Ambulances raced back from the front towards rebel-held towns further east as rebels hit the sand to cower from the incoming fire.

"Where the hell are you going? You're going to die a useless death," one rebel soldier shouted at a group walking head-long into the direction of incoming shelling, carrying just Kalashnikovs.

Reporters said smoke still plumed out of an oil facility on the outskirts of Ras Lanuf, where a series of massive explosions erupted into giant fire balls on Wednesday, but that live flames were no longer visible.

National Oil Corp boss Shukri Ghanem played down the importance of the damage to the facilities saying it had not affected production, but acknowledged that oil output was down more than two-thirds due to the turmoil in the country.

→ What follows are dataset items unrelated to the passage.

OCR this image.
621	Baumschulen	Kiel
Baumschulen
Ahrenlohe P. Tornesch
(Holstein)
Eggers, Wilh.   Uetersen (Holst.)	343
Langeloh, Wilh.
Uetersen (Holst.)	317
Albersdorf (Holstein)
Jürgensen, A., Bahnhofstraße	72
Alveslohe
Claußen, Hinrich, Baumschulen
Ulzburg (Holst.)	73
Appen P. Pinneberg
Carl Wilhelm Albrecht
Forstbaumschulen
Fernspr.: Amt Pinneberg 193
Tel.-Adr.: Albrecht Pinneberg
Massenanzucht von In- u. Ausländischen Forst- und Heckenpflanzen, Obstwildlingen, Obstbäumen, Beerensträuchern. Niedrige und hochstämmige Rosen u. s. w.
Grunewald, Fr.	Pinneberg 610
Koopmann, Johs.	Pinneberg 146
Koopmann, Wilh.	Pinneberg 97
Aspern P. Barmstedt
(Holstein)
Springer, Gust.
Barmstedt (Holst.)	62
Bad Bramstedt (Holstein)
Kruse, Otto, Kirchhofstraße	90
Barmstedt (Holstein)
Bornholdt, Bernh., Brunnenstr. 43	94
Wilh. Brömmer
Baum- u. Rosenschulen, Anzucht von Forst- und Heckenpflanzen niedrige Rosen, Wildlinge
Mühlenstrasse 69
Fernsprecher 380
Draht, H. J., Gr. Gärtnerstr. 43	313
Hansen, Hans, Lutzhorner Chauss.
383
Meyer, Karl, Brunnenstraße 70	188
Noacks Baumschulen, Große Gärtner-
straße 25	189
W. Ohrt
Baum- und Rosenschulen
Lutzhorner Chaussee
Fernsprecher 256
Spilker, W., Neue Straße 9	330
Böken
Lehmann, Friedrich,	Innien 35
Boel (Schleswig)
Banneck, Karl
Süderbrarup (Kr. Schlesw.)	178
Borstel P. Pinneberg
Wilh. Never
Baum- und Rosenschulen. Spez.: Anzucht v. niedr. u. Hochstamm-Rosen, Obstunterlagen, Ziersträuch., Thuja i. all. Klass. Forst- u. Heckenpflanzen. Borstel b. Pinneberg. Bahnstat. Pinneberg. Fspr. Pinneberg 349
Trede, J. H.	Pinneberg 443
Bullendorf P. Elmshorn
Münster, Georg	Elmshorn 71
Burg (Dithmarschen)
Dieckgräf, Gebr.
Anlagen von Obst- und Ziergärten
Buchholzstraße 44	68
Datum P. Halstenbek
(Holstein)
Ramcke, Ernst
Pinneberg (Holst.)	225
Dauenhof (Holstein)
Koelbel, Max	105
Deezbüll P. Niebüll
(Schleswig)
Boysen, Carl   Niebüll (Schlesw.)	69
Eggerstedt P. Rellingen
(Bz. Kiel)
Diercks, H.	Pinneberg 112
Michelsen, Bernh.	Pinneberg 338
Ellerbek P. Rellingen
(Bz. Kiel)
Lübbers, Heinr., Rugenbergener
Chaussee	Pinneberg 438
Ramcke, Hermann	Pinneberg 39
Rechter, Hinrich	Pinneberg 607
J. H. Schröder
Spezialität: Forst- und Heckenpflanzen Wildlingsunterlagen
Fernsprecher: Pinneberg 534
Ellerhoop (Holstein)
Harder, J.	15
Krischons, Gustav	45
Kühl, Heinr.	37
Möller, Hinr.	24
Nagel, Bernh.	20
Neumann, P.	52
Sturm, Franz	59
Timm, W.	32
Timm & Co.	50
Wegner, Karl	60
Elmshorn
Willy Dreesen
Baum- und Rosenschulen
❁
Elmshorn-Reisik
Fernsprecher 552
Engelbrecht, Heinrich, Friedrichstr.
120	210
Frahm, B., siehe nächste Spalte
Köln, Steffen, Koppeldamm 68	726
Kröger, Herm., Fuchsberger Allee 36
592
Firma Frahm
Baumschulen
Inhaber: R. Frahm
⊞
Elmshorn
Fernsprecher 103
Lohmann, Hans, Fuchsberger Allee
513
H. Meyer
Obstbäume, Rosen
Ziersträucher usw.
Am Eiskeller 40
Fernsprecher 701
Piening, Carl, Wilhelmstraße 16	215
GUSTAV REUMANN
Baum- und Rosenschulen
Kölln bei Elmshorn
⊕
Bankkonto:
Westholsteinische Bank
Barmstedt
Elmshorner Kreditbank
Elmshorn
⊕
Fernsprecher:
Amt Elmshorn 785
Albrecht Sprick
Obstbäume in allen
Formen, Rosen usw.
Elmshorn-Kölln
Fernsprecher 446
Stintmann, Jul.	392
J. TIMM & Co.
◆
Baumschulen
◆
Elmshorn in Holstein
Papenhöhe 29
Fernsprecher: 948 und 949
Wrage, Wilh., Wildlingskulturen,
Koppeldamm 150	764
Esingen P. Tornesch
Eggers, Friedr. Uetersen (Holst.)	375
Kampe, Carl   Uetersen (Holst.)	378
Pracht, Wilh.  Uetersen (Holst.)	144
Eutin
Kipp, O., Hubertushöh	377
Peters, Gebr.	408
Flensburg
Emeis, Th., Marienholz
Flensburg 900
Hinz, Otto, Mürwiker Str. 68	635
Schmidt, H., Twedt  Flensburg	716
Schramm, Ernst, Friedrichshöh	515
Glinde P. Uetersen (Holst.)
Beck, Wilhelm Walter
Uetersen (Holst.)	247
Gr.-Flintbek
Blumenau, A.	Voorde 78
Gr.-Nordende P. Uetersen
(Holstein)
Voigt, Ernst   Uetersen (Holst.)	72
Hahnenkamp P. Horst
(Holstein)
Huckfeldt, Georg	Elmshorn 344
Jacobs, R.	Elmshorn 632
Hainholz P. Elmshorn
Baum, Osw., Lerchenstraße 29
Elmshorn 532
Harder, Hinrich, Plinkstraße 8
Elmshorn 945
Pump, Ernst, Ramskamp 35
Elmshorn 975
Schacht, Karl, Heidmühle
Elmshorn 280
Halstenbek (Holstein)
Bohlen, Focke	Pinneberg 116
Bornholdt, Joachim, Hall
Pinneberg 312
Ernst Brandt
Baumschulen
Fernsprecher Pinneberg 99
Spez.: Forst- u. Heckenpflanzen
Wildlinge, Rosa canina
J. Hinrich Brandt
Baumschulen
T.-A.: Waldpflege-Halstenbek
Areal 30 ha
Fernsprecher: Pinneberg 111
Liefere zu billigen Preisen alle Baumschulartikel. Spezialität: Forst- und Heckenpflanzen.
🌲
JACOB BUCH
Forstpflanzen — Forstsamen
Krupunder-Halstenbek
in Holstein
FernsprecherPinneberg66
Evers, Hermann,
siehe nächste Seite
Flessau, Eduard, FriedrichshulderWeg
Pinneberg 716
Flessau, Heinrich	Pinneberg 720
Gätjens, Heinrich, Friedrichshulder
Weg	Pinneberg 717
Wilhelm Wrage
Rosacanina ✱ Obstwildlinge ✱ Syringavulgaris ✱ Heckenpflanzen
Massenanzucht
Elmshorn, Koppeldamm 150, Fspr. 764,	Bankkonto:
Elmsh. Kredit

Crude prices rose in Asian trade, with New York's main contract, light sweet crude for April delivery, rising 46 cents to $104.84 per barrel.

Brent North Sea crude for April rose 26 cents to $116.20.

Fighting in eastern Libya has killed at least 400 people and wounded 2,000 since February 17, medics there said.

An intense battle for control of Zawiyah, a prosperous dormitory town 40 kilometres (25 miles) west of Tripoli, ended in victory for Gaddafi's forces on Wednesday night, a number of concordant sources said on Thursday.

"The town is now under the army's control," said a resident reached by telephone, who asked to remain anonymous.

"The fighting ended last night. Today the situation is calm. I'm taking the opportunity to leave the town with my family. I'm heading for Jedayem," he added, referring to a small village three kilometres (about two miles) west of Zawiyah.

The town had been under assault for several days by Gaddafi's forces using artillery and tanks.

Rebels had overrun Zawiyah, where many military officers have their homes, soon after a popular uprising against Gaddafi erupted on February 15.

Three BBC journalists who tried to reach Zawiyah earlier this week were 'detained and beaten' before being subjected to a mock execution, the broadcaster said.

"This is yet another example of the horrific crimes being committed in Libya," a British Foreign Office spokesman said.

In Brussels, NATO and European Union meetings bring together defence ministers, foreign ministers and prime ministers or presidents over 48 hours of talks that will shape the prospects for military intervention via a no-fly zone, humanitarian aid and economic props.

Britain and France are lobbying for a United Nations Security Council imprimatur for a no-fly zone. But anxious Washington wants any military action conducted under the banner of the North Atlantic Treaty Organisation, with Arab regional backing seen there as essential.

France on Thursday became the first country to recognise Libya's opposition national council and will send an ambassador to the rebel-held city of Benghazi, officials on both sides said.

"France has recognised the national transition council as the legitimate representative of the Libyan people," one of the council's envoys, Ali al-Issawi, told reporters after meeting with French President Nicolas Sarkozy.

"On the basis of this recognition, we are going to open a diplomatic mission, that is our own embassy in Paris, and an ambassador from France will be sent to Benghazi," he added.

"This ambassador will be in Benghazi for a transition period before returning to Tripoli."

The move was hailed by opposition leaders in Benghazi, their stronghold in eastern Libya, who also called on other European countries to follow suit.

ICRC president Jakob Kellenberger said he was bracing for an escalation of of the conflict in Libya.

"We always have to prepare for the worst. In this specific case, we have to prepare for a further intensification of the fighting," he said in Geneva.

"My understanding now is that we have now a non-international armed conflict and I have no problem with the term civil war."

Elsewhere in the volatile Middle East, Yemen's President Ali Abdullah Saleh bowed to pressure after a month of violent protests, but his pledge to devolve power to parliament was swiftly rejected as too late by the opposition.